When the bag used by none other than Neil Armstrong to collect lunar rocks during the pretty-big-deal Apollo 11 mission sold at auction in 2015, it went for just $995, thanks to a boneheaded labeling error. When the eagle-eyed Chicagoland native who took advantage of the blunder to score the historic bag of moon dust sold it herself, through auction at Sotheby's on Thursday, it went for, well, considerably more: after the auction house's cut, $1.5 million.

The new owners were not named on Thursday.

The latest return was actually less than what was projected, between $2 million and $4 million. But it nonetheless represented an interstellar victory for Nancy Carlson, who bought the moon-dust bag for less than a grand, over NASA—whose previous, unsuccessful attempts to claim it away from Carlson were just one chapter in a cosmically tangled saga.


As Gothamist unpacked back in May when the Sotheby's auction was first announced, the bag somehow ended up in the hands of one Max Ary, a onetime director of the space museum Cosmosphere, in Kansas. But after some run-ins with the law (he sold space artifacts that belonged to the museum, and subsequently did time for theft, fraud and money laundering, according to NPR) the lunar bag fell to federal agents in 2003.
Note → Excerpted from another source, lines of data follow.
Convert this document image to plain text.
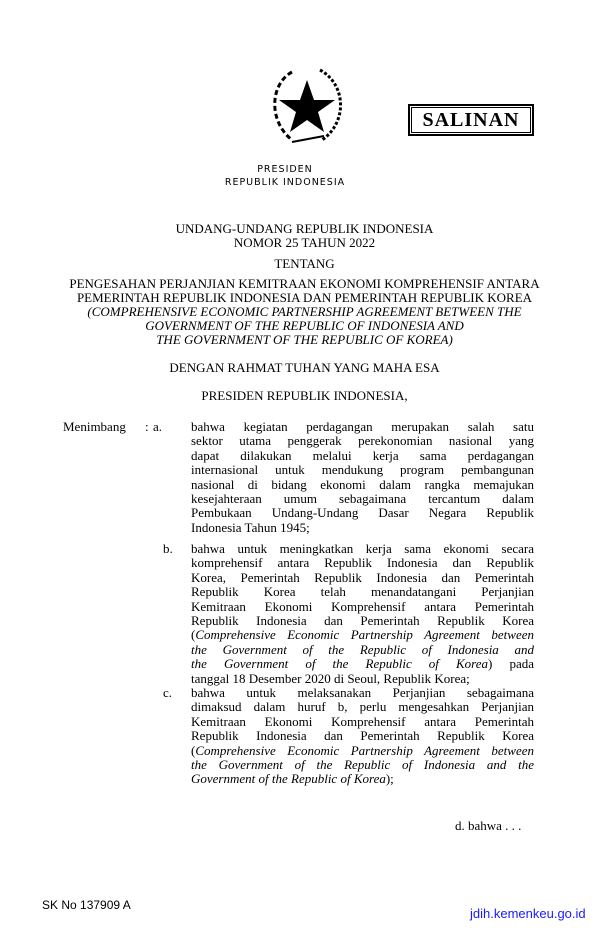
SALINAN
PRESIDEN
REPUBLIK INDONESIA
UNDANG-UNDANG REPUBLIK INDONESIA
NOMOR 25 TAHUN 2022
TENTANG
PENGESAHAN PERJANJIAN KEMITRAAN EKONOMI KOMPREHENSIF ANTARA
PEMERINTAH REPUBLIK INDONESIA DAN PEMERINTAH REPUBLIK KOREA
(COMPREHENSIVE ECONOMIC PARTNERSHIP AGREEMENT BETWEEN THE
GOVERNMENT OF THE REPUBLIC OF INDONESIA AND
THE GOVERNMENT OF THE REPUBLIC OF KOREA)
DENGAN RAHMAT TUHAN YANG MAHA ESA
PRESIDEN REPUBLIK INDONESIA,
Menimbang : a. bahwa kegiatan perdagangan merupakan salah satu
sektor utama penggerak perekonomian nasional yang
dapat dilakukan melalui kerja sama perdagangan
internasional untuk mendukung program pembangunan
nasional di bidang ekonomi dalam rangka memajukan
kesejahteraan umum sebagaimana tercantum dalam
Pembukaan Undang-Undang Dasar Negara Republik
Indonesia Tahun 1945;
b. bahwa untuk meningkatkan kerja sama ekonomi secara
komprehensif antara Republik Indonesia dan Republik
Korea, Pemerintah Republik Indonesia dan Pemerintah
Republik Korea telah menandatangani Perjanjian
Kemitraan Ekonomi Komprehensif antara Pemerintah
Republik Indonesia dan Pemerintah Republik Korea
(Comprehensive Economic Partnership Agreement between
the Government of the Republic of Indonesia and
the Government of the Republic of Korea) pada
tanggal 18 Desember 2020 di Seoul, Republik Korea;
c. bahwa untuk melaksanakan Perjanjian sebagaimana
dimaksud dalam huruf b, perlu mengesahkan Perjanjian
Kemitraan Ekonomi Komprehensif antara Pemerintah
Republik Indonesia dan Pemerintah Republik Korea
(Comprehensive Economic Partnership Agreement between
the Government of the Republic of Indonesia and the
Government of the Republic of Korea);
d. bahwa . . .
SK No 137909 A
jdih.kemenkeu.go.id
It was entirely possible that the bag was already mislabeled at that point—since Ary wasn't exactly the most rigorous record-keeper—which may explain why, when the lunar bag then went up for auction in 2015, US Marshals failed to included any marker that tied it to Apollo 11—and Carlson scored the deal of the century.

She then sent the pouch to the Johnson Space Center, in Houston, which confirmed, yep, moon dust and, yep, from the first manned lunar landing. No small discovery, and Carlson had to sue just to get the bag returned, after NASA tried to keep it for public display.

But the bag was clearly hers—and now so is a heavenly jackpot.

Carlson will give a portion of the sale to charity and establish a scholarship for speech-pathology students at her alma mater, Northern Michigan University, according to Sotheby's.